April Shelford Associate Professor Emerita History

Degrees
PhD, History, Princeton University
MA, History, University at Albany
BS, Geography, University at Albany

Bio
April G. Shelford is an intellectual historian of early modern Europe. Fall 2023, she published her second book, A Caribbean Enlightenment: Intellectual Life in the British and French Colonial Worlds, 1750-1792, with Cambridge University Press. The book was inspired by a two-year visiting professorship at the University of the West Indies, Jamaica, which she held before coming to American University in 2001. Her research into the eighteenth-century Caribbean has also resulted in several articles and a book chapter.

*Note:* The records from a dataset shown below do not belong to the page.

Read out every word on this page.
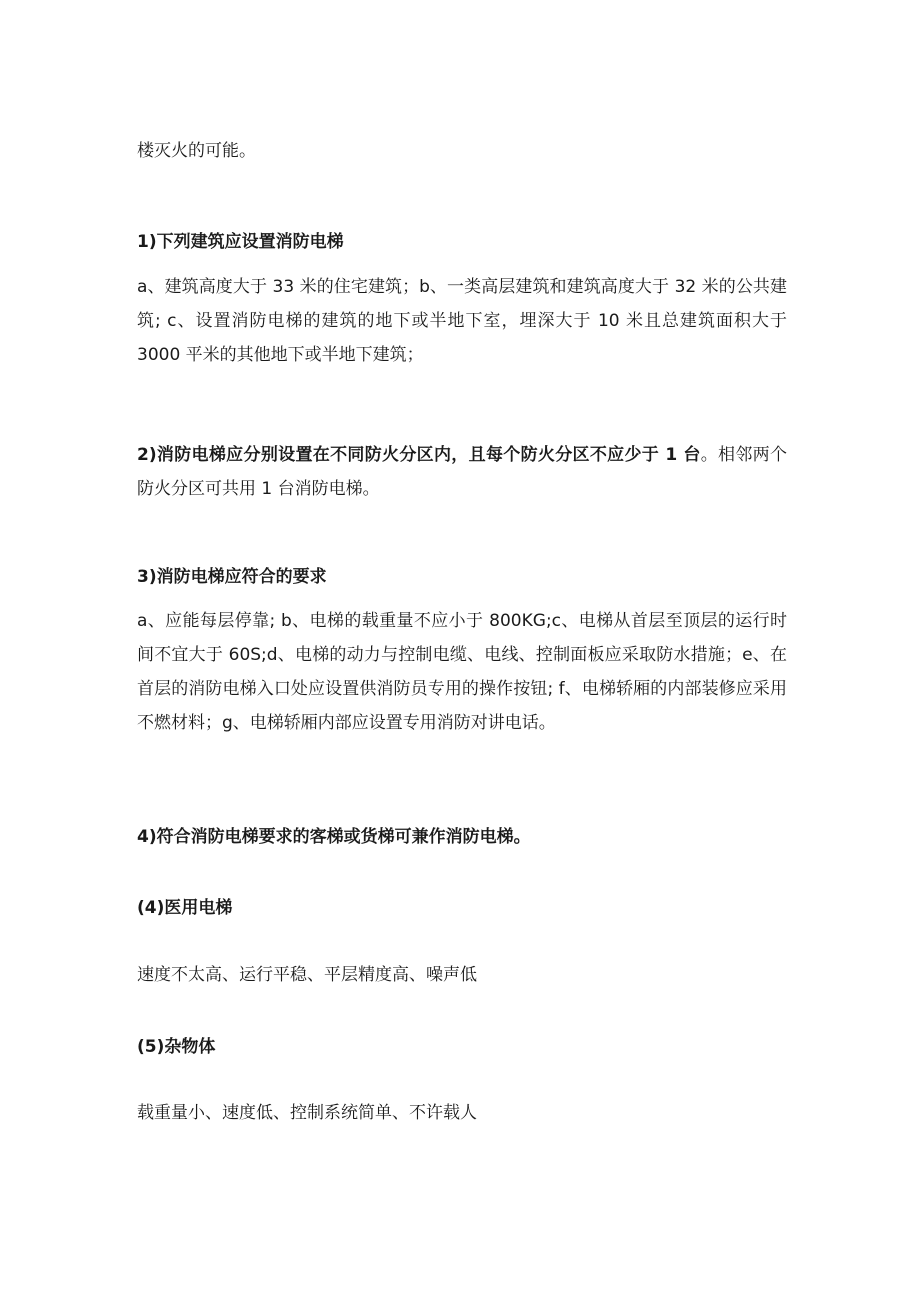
楼灭火的可能。

1)下列建筑应设置消防电梯

a、建筑高度大于 33 米的住宅建筑；b、一类高层建筑和建筑高度大于 32 米的公共建筑; c、设置消防电梯的建筑的地下或半地下室，埋深大于 10 米且总建筑面积大于 3000 平米的其他地下或半地下建筑；

2)消防电梯应分别设置在不同防火分区内，且每个防火分区不应少于 1 台。相邻两个防火分区可共用 1 台消防电梯。

3)消防电梯应符合的要求

a、应能每层停靠; b、电梯的载重量不应小于 800KG;c、电梯从首层至顶层的运行时间不宜大于 60S;d、电梯的动力与控制电缆、电线、控制面板应采取防水措施；e、在首层的消防电梯入口处应设置供消防员专用的操作按钮; f、电梯轿厢的内部装修应采用不燃材料；g、电梯轿厢内部应设置专用消防对讲电话。

4)符合消防电梯要求的客梯或货梯可兼作消防电梯。

(4)医用电梯

速度不太高、运行平稳、平层精度高、噪声低

(5)杂物体

载重量小、速度低、控制系统简单、不许载人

Description from the book jacket: “Exploring the intersection of Enlightenment ideas and colonial realities among white, male colonists in the eighteenth-century French and British Caribbean, A Caribbean Enlightenment recovers a neglected aspect of the region’s history. Physicians to planters, merchants to publishing entrepreneurs were as inspired by ideologies of utility and improvement as their metropolitan counterparts, and they adapted ‘enlightened’ ideas and social practices to understand their place in the Atlantic World. Colonists collected botanical specimens for visiting naturalists and books for their personal libraries. They founded periodicals that created arenas for the discussion and debate of current problems. They picked up the pen to complain about their relationship with the home country. And they read to make sense of everything from parenting to personal salvation, to their new societies and the enslaved Africans on whom their prosperity depended. Ultimately, becoming ‘enlightened’ was a colonial identity that rejected metropolitan stereotypes of Caribbean degeneracy while validating the power to enslave on a cultural basis.”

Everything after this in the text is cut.